Date of Submission
Spring 5-13-2026
Degree Type
Dissertation/Thesis
Degree Name
Bachelor of Architecture
Department
Architecture
Committee Chair/First Advisor
Ehsan Sheikholharam Mashhadi
Abstract
What if alcohol relapse is not only a weakness of will, but a failure of the environment? Addiction recovery is often understood as a clinical process, yet sustained sobriety depends equally on the reorganization of daily habits. Research on alcohol use disorders demonstrates that addictive behaviors are reinforced through spatial triggers and embodied routine. Post-detox recovery is particularly fragile: the body is sober, but the triggers that sustained addiction remain. The question is not only how to treat addiction, but how to design the spaces in which people learn to live without it.
This thesis investigates how architecture can combat alcohol addiction by reshaping daily rituals through movement, repetition, and time, challenging the institutional frameworks that define how rehabilitation centers are designed.
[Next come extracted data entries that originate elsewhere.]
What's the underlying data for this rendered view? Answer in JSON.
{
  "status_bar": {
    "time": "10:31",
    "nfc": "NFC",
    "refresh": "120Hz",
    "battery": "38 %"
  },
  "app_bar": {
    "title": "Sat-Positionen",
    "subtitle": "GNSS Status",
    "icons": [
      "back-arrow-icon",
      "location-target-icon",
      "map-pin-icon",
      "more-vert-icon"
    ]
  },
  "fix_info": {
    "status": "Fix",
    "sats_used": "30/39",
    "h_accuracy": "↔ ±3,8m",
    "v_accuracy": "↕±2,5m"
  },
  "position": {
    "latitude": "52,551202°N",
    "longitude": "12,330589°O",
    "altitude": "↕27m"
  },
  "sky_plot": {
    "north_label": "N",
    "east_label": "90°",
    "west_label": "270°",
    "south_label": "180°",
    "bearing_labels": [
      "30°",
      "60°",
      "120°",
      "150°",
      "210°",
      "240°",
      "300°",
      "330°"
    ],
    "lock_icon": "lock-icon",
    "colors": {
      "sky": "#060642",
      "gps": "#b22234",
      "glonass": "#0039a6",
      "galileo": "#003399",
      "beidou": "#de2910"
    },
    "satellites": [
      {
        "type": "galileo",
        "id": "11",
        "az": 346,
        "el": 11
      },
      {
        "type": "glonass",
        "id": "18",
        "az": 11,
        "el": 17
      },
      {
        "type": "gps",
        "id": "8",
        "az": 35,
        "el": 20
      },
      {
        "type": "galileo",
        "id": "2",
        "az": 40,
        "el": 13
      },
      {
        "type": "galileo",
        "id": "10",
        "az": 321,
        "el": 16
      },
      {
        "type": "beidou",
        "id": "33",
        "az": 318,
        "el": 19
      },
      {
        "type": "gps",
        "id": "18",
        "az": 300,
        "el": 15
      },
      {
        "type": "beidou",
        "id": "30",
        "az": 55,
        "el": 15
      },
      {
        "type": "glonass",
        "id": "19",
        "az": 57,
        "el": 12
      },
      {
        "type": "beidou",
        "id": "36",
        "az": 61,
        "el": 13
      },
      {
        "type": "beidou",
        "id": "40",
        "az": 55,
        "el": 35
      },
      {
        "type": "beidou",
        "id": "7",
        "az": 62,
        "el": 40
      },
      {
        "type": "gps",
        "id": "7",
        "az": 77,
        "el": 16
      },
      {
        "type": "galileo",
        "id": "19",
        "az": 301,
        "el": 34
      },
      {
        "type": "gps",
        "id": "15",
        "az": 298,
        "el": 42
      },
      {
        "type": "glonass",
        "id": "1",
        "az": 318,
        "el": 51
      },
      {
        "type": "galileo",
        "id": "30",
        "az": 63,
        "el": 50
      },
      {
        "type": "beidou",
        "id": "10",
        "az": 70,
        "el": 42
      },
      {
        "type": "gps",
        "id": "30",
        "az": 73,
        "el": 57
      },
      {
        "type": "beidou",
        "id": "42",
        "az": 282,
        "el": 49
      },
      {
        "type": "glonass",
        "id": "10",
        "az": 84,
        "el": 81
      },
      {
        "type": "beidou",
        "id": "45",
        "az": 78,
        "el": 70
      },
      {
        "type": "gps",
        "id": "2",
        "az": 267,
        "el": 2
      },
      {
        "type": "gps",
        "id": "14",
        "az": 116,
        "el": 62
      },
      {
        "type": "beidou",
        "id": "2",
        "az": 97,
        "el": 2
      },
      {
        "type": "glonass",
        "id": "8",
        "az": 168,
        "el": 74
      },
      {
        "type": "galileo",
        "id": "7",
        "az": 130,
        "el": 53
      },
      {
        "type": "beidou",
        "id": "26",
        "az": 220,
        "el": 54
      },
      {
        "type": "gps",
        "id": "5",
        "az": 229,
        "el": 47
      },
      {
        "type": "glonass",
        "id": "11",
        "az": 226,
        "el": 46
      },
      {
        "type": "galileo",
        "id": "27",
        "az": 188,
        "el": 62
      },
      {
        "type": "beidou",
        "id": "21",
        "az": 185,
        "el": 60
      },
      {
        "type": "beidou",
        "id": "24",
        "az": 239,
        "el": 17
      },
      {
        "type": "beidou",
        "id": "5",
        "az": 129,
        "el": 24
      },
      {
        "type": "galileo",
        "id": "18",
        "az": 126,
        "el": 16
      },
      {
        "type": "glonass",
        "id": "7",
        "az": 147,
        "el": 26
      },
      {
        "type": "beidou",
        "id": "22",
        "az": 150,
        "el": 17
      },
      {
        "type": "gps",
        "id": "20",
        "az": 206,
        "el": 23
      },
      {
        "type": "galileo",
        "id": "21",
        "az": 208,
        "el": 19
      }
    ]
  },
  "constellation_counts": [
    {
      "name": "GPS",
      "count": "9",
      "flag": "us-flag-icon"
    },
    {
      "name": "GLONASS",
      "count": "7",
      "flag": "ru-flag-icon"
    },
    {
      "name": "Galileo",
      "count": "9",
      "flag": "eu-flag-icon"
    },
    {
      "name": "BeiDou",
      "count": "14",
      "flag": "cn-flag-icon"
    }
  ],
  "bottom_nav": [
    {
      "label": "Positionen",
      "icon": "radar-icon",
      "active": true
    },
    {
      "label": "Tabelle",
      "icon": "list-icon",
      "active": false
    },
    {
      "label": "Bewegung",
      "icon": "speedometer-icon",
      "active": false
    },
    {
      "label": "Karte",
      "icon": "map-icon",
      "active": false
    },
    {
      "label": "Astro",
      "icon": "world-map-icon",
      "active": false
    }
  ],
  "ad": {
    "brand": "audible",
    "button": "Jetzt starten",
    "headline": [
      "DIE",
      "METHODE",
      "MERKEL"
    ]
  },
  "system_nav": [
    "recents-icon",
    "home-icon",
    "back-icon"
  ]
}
It proposes a 30-resident post-detox rehabilitation center in Columbus, Georgia, organized around a mapped weekday ritual of cultivation, craft, stewardship, hospitality, and communal gathering.
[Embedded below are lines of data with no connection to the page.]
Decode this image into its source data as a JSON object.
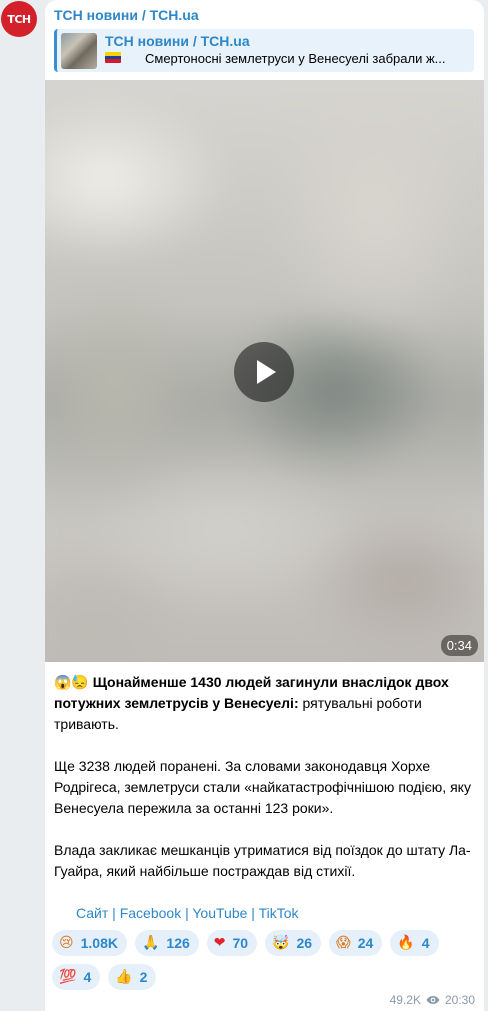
{
  "channel": {
    "avatar_text": "ТСН",
    "name": "ТСН новини / TCH.ua",
    "avatar_color": "#d3202a"
  },
  "reply": {
    "title": "ТСН новини / TCH.ua",
    "flag": "venezuela-flag",
    "text": "Смертоносні землетруси у Венесуелі забрали ж..."
  },
  "video": {
    "duration": "0:34",
    "play_icon": "play-icon"
  },
  "message": {
    "emojis": "😱😓",
    "bold": "Щонайменше 1430 людей загинули внаслідок двох потужних землетрусів у Венесуелі:",
    "lead_rest": " рятувальні роботи тривають.",
    "p2": "Ще 3238 людей поранені. За словами законодавця Хорхе Родрігеса, землетруси стали «найкатастрофічнішою подією, яку Венесуела пережила за останні 123 роки».",
    "p3": "Влада закликає мешканців утриматися від поїздок до штату Ла-Гуайра, який найбільше постраждав від стихії.",
    "links": [
      "Сайт",
      "Facebook",
      "YouTube",
      "TikTok"
    ],
    "link_separator": " | "
  },
  "reactions": [
    {
      "emoji": "😢",
      "count": "1.08K"
    },
    {
      "emoji": "🙏",
      "count": "126"
    },
    {
      "emoji": "❤",
      "count": "70"
    },
    {
      "emoji": "🤯",
      "count": "26"
    },
    {
      "emoji": "😱",
      "count": "24"
    },
    {
      "emoji": "🔥",
      "count": "4"
    },
    {
      "emoji": "💯",
      "count": "4"
    },
    {
      "emoji": "👍",
      "count": "2"
    }
  ],
  "meta": {
    "views": "49.2K",
    "time": "20:30",
    "views_icon": "eye-icon"
  },
  "colors": {
    "accent": "#2e87c8",
    "reaction_bg": "#e5f0fa",
    "meta": "#8a9aa8"
  }
}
Drawing on addiction neuroscience, social-model recovery frameworks, and research on the neurological effects of built environments, the project translates daily time into spatial organization. Programmatic relationships and movement sequences are derived from the rhythms of daily life — working, eating, making, and gathering. The design occupies the liminal space of recovery itself: neither clinical institution nor private home, but a threshold environment calibrated to the pace of behavioral change.
This thesis argues that the built environment can function as a scaffold for behavioral transformation, an active agent that structures time, visibility, and collective routine. By rethinking what a rehabilitation center can be, architecture can create the conditions under which sobriety is not just treated, but practiced daily, habit by habit.